Noreen: Have others like yourself left Hungary and taken the LOCZY philosophy to other countries?
Magda: Oh, yes. Agie Szanto in France. In France [Emmi] is known and respected absolutely as the authority. Her books are being translated into French. Agie herself was a Pikler baby’ and she is really teaching it all over France. She goes back to Hungary to visit LOCZY almost every year. She made excellent 8mm movies [of] LOCZY and she teaches at the University. Emmi has been invited to many European countries, Germany, Yugoslavia, the U.S.S.R.
Noreen: How does she feel about people taking her philosophy to other countries?
Magda: What they feel at LOCZY altogether, not only she, is that the most difficult part for LOCZY is their job. They are the teaching and supervising institute for all infant care in all of Hungary. What Emmi finds most difficult is when people pick up some of what looks like the philosophy, but not the essence.

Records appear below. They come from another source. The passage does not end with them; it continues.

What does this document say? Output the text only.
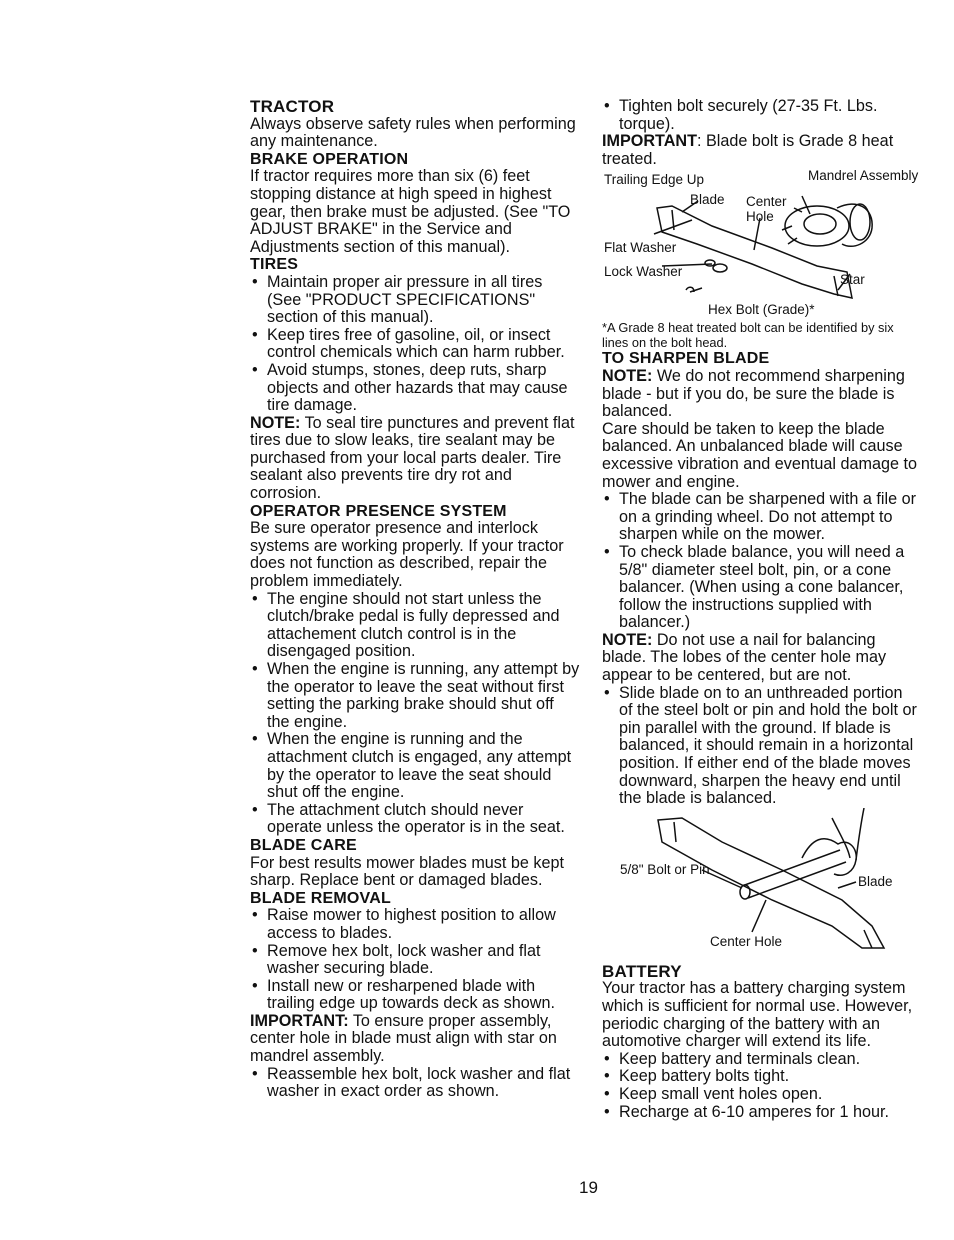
TRACTOR

Always observe safety rules when performing any maintenance.

BRAKE OPERATION

If tractor requires more than six (6) feet stopping distance at high speed in highest gear, then brake must be adjusted. (See "TO ADJUST BRAKE" in the Service and Adjustments section of this manual).

TIRES
• Maintain proper air pressure in all tires (See "PRODUCT SPECIFICATIONS" section of this manual).
• Keep tires free of gasoline, oil, or insect control chemicals which can harm rubber.
• Avoid stumps, stones, deep ruts, sharp objects and other hazards that may cause tire damage.

NOTE: To seal tire punctures and prevent flat tires due to slow leaks, tire sealant may be purchased from your local parts dealer. Tire sealant also prevents tire dry rot and corrosion.

OPERATOR PRESENCE SYSTEM

Be sure operator presence and interlock systems are working properly. If your tractor does not function as described, repair the problem immediately.

• The engine should not start unless the clutch/brake pedal is fully depressed and attachement clutch control is in the disengaged position.
• When the engine is running, any attempt by the operator to leave the seat without first setting the parking brake should shut off the engine.
• When the engine is running and the attachment clutch is engaged, any attempt by the operator to leave the seat should shut off the engine.
• The attachment clutch should never operate unless the operator is in the seat.
BLADE CARE

For best results mower blades must be kept sharp. Replace bent or damaged blades.

BLADE REMOVAL
• Raise mower to highest position to allow access to blades.
• Remove hex bolt, lock washer and flat washer securing blade.
• Install new or resharpened blade with trailing edge up towards deck as shown.

IMPORTANT: To ensure proper assembly, center hole in blade must align with star on mandrel assembly.

• Reassemble hex bolt, lock washer and flat washer in exact order as shown.
• Tighten bolt securely (27-35 Ft. Lbs. torque).

IMPORTANT: Blade bolt is Grade 8 heat treated.

Trailing Edge Up	Mandrel Assembly
Blade Center Hole
Flat Washer
Lock Washer
Star
Hex Bolt (Grade)*

*A Grade 8 heat treated bolt can be identified by six lines on the bolt head.

TO SHARPEN BLADE

NOTE: We do not recommend sharpening blade - but if you do, be sure the blade is balanced.

Care should be taken to keep the blade balanced. An unbalanced blade will cause excessive vibration and eventual damage to mower and engine.

• The blade can be sharpened with a file or on a grinding wheel. Do not attempt to sharpen while on the mower.
• To check blade balance, you will need a 5/8" diameter steel bolt, pin, or a cone balancer. (When using a cone balancer, follow the instructions supplied with balancer.)

NOTE: Do not use a nail for balancing blade. The lobes of the center hole may appear to be centered, but are not.

• Slide blade on to an unthreaded portion of the steel bolt or pin and hold the bolt or pin parallel with the ground. If blade is balanced, it should remain in a horizontal position. If either end of the blade moves downward, sharpen the heavy end until the blade is balanced.
5/8" Bolt or Pin
Blade
Center Hole
BATTERY

Your tractor has a battery charging system which is sufficient for normal use. However, periodic charging of the battery with an automotive charger will extend its life.

• Keep battery and terminals clean.
• Keep battery bolts tight.
• Keep small vent holes open.
• Recharge at 6-10 amperes for 1 hour.
19
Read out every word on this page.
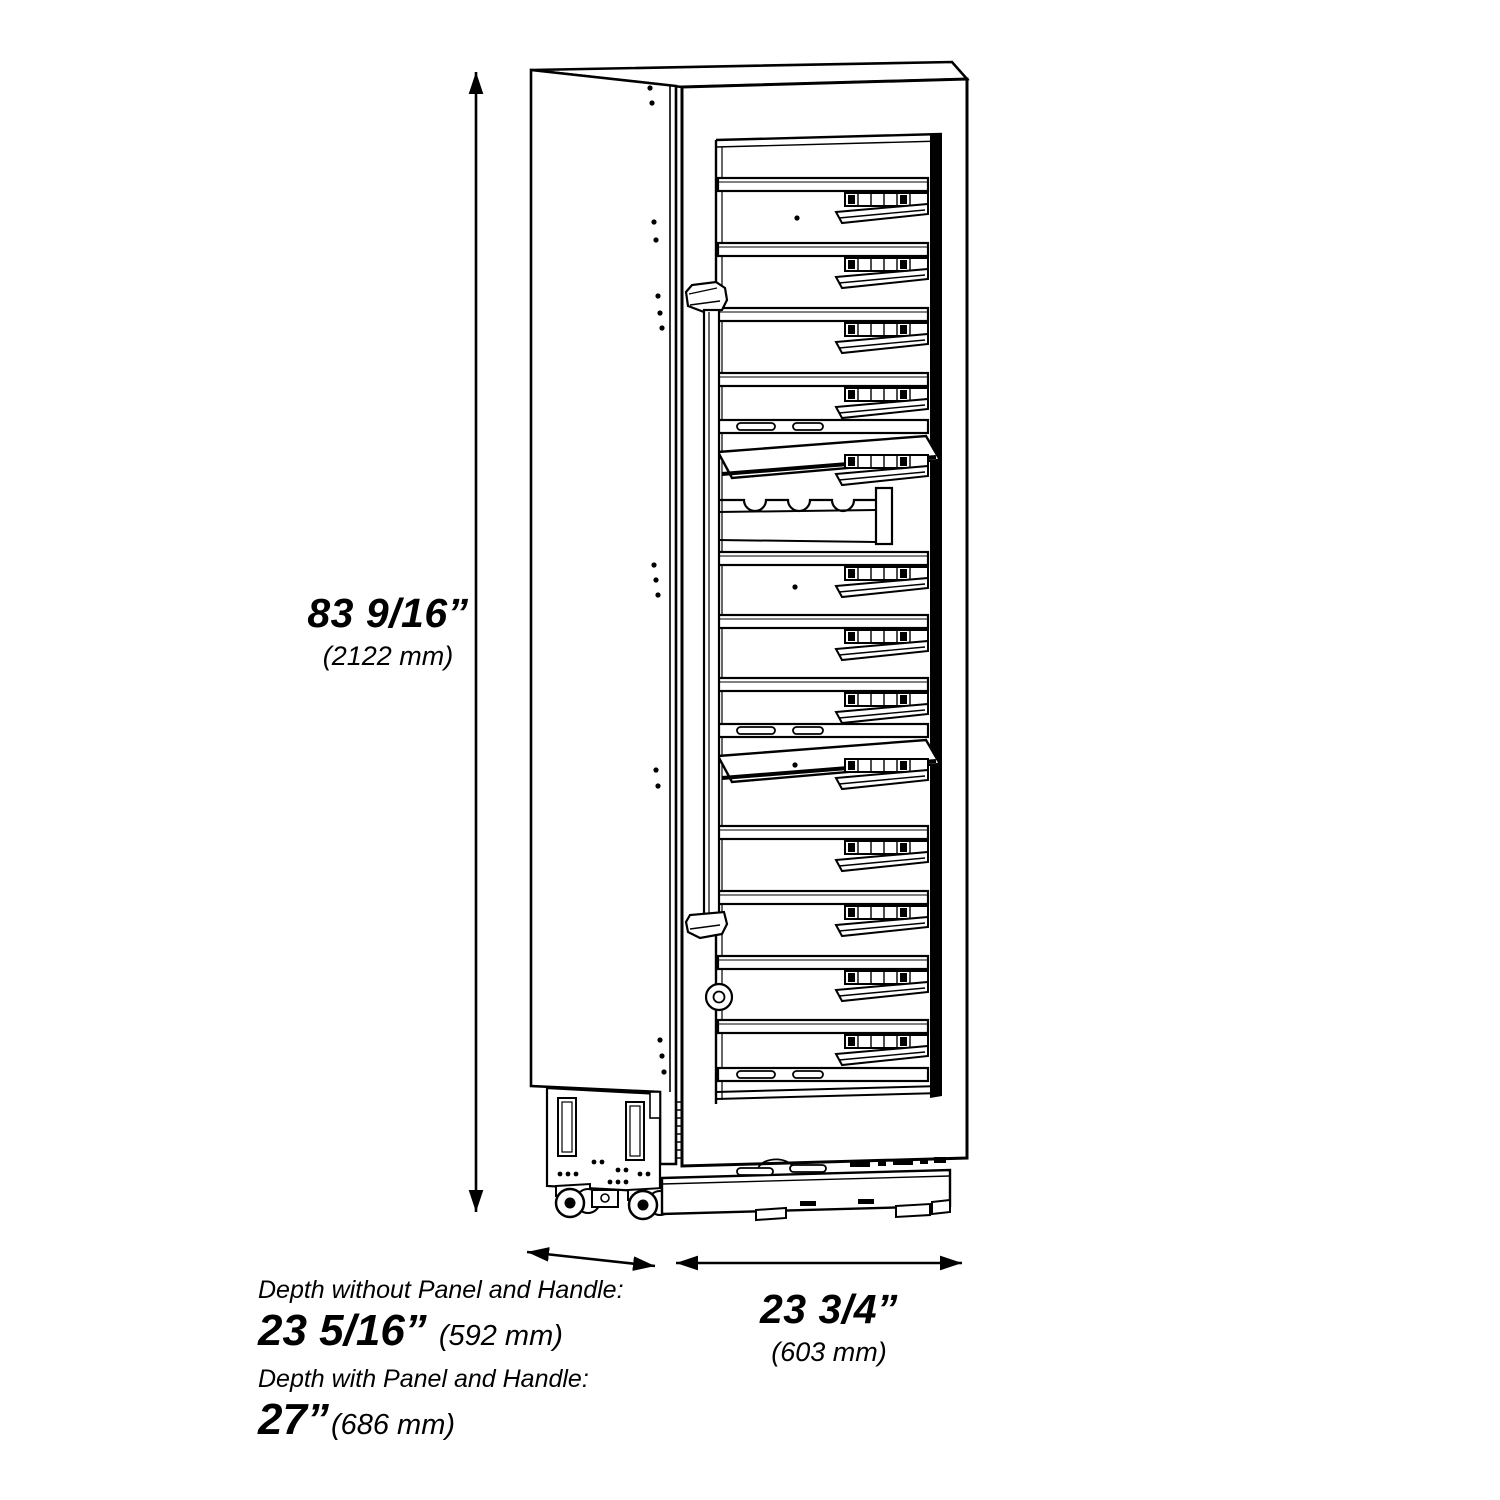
83 9/16”
(2122 mm)
23 3/4”
(603 mm)
Depth without Panel and Handle:
23 5/16” (592 mm)
Depth with Panel and Handle:
27”(686 mm)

Many people pick up some of it, but they don’t quite understand the underlying principle. That’s when Emmi stopped working with a family. You can do it your own way if you understand why you do what you do. You always help the child. It’s the way you do help the child. It can be very easily misunderstood. I now can go to places and see exactly if people know the spirit and then they can do things differently from the way I would. Or they do things almost as an imitation of what they saw me do and they have no idea why they are doing it.